Is the return statement considered to be an expression statement in C?

Question

I heard that if an expression is followed by a semicolon, then it is considered to be an expression statement.

Source: http://farside.ph.utexas.edu/teaching/329/lectures/node11.html

int x = 7;
x = 8;
x++;
x—-;
x = x << 1;

These are all expression statements.

But is this an expression statement too?

return 5;

And if not, then please throughly explain why.

And I would also appreciate it if you could tell whether the return satetement can be considered an expression statement in other languages as well.

Answer 1

A return statement and an expression statement are two different things.
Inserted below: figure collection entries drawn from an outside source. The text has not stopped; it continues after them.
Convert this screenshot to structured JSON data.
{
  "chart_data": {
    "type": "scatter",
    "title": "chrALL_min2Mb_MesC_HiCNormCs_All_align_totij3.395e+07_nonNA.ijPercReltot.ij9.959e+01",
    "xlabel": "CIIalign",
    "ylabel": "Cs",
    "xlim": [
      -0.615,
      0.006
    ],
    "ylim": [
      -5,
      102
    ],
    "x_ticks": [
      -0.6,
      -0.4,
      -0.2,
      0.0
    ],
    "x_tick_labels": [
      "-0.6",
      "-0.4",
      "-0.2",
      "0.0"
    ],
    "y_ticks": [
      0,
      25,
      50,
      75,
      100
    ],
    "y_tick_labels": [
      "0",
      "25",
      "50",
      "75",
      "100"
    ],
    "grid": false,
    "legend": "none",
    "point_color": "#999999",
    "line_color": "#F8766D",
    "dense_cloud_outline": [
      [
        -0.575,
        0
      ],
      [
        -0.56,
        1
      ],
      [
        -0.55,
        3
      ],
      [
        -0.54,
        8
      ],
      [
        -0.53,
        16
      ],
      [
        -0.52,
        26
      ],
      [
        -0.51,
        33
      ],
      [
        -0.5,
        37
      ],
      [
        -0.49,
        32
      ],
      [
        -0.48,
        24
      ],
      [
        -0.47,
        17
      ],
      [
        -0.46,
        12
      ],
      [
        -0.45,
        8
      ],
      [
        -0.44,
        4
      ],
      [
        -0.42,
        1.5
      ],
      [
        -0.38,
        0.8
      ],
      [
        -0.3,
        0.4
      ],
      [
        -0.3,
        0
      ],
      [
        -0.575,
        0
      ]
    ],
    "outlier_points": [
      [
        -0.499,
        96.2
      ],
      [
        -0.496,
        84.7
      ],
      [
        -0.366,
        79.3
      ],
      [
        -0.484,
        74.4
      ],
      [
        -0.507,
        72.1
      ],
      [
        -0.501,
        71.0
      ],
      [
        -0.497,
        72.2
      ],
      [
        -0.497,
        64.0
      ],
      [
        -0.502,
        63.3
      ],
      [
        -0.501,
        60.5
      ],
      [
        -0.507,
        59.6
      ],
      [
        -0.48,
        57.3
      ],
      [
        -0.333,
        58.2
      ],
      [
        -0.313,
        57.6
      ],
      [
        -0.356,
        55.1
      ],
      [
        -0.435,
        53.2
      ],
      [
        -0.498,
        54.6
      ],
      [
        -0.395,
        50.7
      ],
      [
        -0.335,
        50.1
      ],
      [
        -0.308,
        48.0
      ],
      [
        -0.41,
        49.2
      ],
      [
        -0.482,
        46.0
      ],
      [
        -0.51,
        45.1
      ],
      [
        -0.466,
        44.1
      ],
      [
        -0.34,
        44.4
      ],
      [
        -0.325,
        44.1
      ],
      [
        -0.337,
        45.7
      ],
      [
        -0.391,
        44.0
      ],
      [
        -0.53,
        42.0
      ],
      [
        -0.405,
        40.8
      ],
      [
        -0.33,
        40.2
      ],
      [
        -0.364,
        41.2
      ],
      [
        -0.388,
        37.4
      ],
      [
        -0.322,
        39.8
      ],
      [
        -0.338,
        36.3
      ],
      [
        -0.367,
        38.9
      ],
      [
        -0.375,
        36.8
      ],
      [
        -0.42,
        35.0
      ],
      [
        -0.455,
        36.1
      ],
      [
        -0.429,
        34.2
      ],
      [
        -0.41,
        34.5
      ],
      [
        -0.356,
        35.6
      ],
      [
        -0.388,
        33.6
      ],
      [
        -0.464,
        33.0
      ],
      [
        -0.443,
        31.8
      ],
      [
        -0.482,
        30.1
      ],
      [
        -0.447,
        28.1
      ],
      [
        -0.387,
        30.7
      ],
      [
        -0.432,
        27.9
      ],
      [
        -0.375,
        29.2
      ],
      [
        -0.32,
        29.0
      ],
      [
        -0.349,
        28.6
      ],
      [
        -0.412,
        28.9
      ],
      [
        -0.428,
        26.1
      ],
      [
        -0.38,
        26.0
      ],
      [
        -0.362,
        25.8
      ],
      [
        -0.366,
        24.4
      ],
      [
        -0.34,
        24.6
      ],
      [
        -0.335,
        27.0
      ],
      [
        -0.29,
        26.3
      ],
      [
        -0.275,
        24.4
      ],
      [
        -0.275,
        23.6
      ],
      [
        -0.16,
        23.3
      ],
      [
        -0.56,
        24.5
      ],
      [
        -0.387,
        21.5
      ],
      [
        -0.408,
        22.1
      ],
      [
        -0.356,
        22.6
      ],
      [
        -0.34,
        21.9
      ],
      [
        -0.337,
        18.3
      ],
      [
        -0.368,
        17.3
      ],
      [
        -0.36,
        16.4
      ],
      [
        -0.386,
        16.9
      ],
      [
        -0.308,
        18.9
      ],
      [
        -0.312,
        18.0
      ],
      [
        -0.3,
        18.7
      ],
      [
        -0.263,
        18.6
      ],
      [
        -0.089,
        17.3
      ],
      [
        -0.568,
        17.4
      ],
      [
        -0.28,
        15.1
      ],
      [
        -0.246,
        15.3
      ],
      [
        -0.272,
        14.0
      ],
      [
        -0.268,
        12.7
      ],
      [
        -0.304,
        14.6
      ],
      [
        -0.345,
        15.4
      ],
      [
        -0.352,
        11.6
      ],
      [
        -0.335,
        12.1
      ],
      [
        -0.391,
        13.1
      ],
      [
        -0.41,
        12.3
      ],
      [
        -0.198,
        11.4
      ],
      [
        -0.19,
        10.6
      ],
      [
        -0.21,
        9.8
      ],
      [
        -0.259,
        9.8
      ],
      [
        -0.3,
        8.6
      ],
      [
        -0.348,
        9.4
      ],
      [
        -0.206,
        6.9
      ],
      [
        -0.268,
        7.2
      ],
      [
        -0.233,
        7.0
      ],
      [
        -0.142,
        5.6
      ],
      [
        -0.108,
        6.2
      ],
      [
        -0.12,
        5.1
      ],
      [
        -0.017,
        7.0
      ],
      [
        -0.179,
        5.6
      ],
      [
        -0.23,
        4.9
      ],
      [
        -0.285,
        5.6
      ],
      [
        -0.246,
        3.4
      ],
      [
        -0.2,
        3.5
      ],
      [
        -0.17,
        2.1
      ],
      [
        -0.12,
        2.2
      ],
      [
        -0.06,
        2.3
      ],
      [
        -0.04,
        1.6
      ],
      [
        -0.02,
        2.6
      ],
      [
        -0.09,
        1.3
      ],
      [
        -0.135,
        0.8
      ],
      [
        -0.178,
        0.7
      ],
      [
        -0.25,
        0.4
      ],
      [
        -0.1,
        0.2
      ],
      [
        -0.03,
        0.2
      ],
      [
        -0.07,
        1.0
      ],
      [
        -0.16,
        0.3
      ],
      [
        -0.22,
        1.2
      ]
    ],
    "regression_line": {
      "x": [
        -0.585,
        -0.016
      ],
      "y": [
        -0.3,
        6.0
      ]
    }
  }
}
Section 6.8.3 of the C standard gives the syntax for an expression statement:

expression-statement:

• expression _opt ;

While section 6.8.6 gives the syntax of a return statement:

jump-statement:

• goto identifier ;
• continue;
• break;
• return expression _opt ;

Also, this is not an expression statement (in fact not a statement at all):

int x = 7;

But a declaration .

Answer 2

This is basically answered by Expression Versus Statement . The key question is: Does a return evaluate to a value (eg could you do x = return 5; ?). Clearly it does not, so it is a statement, not an expression. Expression statements are just expressions used as statements; if it's not an expression, it can't be an expression statement, so return does not form an expression statement.

Answer 3

No. Expression statements are (optional) expressions followed by ; .

return 5 isn't an expression. That's because it doesn't evaluate to a value (you can't assign return 5 to anything) and because it's specifically defined as a jump statement , which is a type of statement distinct from expression statements .